Galtung nos señala además que es en las violencias culturales y simbólicas donde se encuentra parte de las causas que dan origen y reproducen las violencias estructurales y directas; entre las violencias culturales podemos referir el patriarcado, el colonialismo, la ignorancia, la manipulación mediática, el racismo, la xenofobia, el desarraigo, entre otros.

Para el profesor Alfredo Molano la firma del acuerdo de paz de La Habana, Cuba, fue un paso fundamental para parar una guerra de más de 50 años entre las FARC y el gobierno nacional, generando un punto de inflexión histórico que abre la puerta para gestionar un conjunto de reformas sociales que dignifiquen la vida de los pobladores rurales y víctimas del conflicto armado.

Aunque dicho acuerdo de paz no represente el fin de la guerra en su totalidad, ya que aún existen otros actores armados en el país, y se avizora el incremento de la presencia neo-paramilitar en los territorios, si se observa un importante desescalamiento de la confrontación armada, y un compromiso de uno de los actores de pasar del escenario de confrontación político – militar al lugar meramente del debate de las ideas democráticas y civilizadas.

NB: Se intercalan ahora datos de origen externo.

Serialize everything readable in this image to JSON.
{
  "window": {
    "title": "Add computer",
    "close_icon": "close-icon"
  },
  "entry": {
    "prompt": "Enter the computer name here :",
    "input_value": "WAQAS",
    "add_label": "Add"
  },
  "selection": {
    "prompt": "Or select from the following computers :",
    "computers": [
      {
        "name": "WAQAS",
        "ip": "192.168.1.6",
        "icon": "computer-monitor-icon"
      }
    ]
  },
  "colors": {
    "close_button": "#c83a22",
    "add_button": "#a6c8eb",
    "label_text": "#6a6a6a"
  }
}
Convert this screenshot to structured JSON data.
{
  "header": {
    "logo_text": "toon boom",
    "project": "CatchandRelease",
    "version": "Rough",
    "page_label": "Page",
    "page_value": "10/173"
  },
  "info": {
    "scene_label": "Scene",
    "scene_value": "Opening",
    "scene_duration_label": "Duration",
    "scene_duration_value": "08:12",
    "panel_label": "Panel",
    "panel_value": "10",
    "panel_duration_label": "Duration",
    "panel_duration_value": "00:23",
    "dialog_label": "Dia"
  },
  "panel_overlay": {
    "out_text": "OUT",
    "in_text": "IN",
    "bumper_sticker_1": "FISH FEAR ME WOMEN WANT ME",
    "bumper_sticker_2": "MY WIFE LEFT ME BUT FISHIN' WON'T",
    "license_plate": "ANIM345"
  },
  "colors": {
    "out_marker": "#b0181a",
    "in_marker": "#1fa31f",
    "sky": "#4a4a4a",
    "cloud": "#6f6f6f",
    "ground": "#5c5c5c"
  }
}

Desde la perspectiva del profesor Francisco Muños de la universidad de Granada, la paz es un proceso de construcción imperfecta es decir no tiene un punto de llegada, es el motor que mueve procesos de cambio y evolución humana.

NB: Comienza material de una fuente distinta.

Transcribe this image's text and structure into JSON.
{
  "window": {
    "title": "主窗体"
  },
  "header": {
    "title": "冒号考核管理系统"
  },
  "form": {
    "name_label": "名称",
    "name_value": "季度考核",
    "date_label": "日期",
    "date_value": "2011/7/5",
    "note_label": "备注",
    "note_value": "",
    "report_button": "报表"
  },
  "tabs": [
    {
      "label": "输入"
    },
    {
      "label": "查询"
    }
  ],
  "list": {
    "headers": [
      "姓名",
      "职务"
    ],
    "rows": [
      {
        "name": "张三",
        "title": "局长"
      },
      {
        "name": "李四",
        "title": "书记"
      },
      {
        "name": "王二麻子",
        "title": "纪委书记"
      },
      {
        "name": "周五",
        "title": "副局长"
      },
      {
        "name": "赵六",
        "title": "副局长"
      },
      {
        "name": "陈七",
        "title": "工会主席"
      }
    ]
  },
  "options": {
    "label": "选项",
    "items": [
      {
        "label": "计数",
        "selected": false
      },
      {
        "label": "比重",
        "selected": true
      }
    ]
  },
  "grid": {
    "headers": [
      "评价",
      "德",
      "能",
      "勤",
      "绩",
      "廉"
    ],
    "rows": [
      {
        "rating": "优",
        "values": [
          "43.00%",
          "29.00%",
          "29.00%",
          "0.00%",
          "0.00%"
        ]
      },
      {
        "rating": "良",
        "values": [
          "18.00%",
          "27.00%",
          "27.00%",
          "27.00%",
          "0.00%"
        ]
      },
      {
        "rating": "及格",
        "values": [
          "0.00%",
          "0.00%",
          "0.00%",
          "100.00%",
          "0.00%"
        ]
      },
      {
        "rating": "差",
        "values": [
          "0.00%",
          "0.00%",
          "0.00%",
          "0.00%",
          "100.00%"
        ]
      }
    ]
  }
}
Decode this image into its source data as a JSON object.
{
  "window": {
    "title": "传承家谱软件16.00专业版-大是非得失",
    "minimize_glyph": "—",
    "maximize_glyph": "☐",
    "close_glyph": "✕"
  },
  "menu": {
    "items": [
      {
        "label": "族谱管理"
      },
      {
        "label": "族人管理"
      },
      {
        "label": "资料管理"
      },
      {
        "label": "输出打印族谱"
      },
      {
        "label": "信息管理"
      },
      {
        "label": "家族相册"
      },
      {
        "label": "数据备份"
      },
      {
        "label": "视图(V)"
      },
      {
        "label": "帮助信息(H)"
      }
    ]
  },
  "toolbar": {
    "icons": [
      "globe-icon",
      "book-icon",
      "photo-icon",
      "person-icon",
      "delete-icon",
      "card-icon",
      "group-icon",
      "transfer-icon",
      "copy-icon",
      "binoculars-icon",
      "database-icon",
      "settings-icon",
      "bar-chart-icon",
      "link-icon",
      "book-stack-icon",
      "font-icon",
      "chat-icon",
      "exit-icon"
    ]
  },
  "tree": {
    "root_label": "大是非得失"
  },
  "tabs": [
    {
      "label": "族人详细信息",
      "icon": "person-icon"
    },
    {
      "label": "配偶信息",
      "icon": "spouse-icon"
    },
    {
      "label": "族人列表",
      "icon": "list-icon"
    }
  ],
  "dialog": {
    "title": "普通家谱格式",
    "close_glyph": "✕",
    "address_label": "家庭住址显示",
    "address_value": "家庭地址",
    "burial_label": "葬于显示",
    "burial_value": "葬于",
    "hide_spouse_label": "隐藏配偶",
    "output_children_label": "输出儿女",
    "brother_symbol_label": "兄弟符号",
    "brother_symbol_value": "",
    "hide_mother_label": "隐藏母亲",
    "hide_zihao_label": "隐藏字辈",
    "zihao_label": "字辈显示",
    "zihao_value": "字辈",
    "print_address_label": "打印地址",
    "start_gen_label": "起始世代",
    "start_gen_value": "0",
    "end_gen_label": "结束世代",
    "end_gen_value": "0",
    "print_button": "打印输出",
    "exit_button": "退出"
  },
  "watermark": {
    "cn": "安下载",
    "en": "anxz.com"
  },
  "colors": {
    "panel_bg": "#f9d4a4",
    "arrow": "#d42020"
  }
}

Como segunda aproximación el término Arte que etimológicamente está relacionada con la creación, es el sustento para posibilitar otras formas de Sentipensar la construcción de otros mundos posibles. En nuestro caso el Hip - Hop cultura como movimiento consiente o Conciencia en Movimiento reconoce los centros urbanos como sus territorios espaciales inmediatos, aunque no se limita solo a estos, sino que se define como una comunidad global con presencia en los campos y ciudades, y como una colectividad con lenguajes, tradiciones, símbolos, y perspectivas comunes.

Como un componente de contextualización es importante señalar que el Hip-Hop ingresa a nuestro país hace varios decenios por medio de los inmigrantes latinos que viajan al norte de américa y retornan a Colombia con saberes culturales y espirituales de los afros pobladores de las tierras del norte, quienes fueron desplazados como fruto de la etapa del esclavismo formal. El Hip-Hop en sus raíces se constituye como una cultura que da voz a los marginados, y se reafirma por medio de la Declaración de Paz del Hip-Hop Como una comunidad de y para la paz, el amor, la justicia, y la sana diversión.

El tercer término de gran relevancia es el de historicidad que hace referencia a la historia y a la veracidad, esto implica un ejercicio de recuperación de la memoria a partir de procesos de verdad, que debe permitir relatar las historias de la Colombia profunda que ha sido marginada tanto en campos como ciudades, y describir las causas, efectos, y condiciones que generaron y prolongaron uno de los conflicto más largos del continente; y en dicho ejercicio las artes deben jugar un papel muy importante.  

Los artistas debemos asumir una postura más activa en el proceso de reconciliación de la familia colombiana; ha sido comprobado que en sociedades donde reina la polarización y el miedo, el arte por su capacidad de trascender fronteras geográficas, mentales e ideológicas, puede posibilitar escenarios de encuentro, de reconocimiento, y de catarsis, entre actores que antes se percibían como enemigos a muerte y que ahora se asumen como contrincantes de ideas.

El arte urbano para la paz, la memoria y la reconciliación no puede permitir ser absorbido por las dinámicas banales en las que nos sume el sistema hegemónico de mercado, este por el contrario debe reflejar los sentires y deseos de las comunidades a las que se pertenece y con las que se convive; el arte debe denunciar a esa sociedad con la que no se está de acuerdo y anunciar el deseo de construir una nueva y mejor sociedad para la paz, y la vida dignidad.

*Documento presentado en el conversarorio Construcción de paz en el arte urbano. Universidad del Valle, Cali, septiembre 18 de 2017.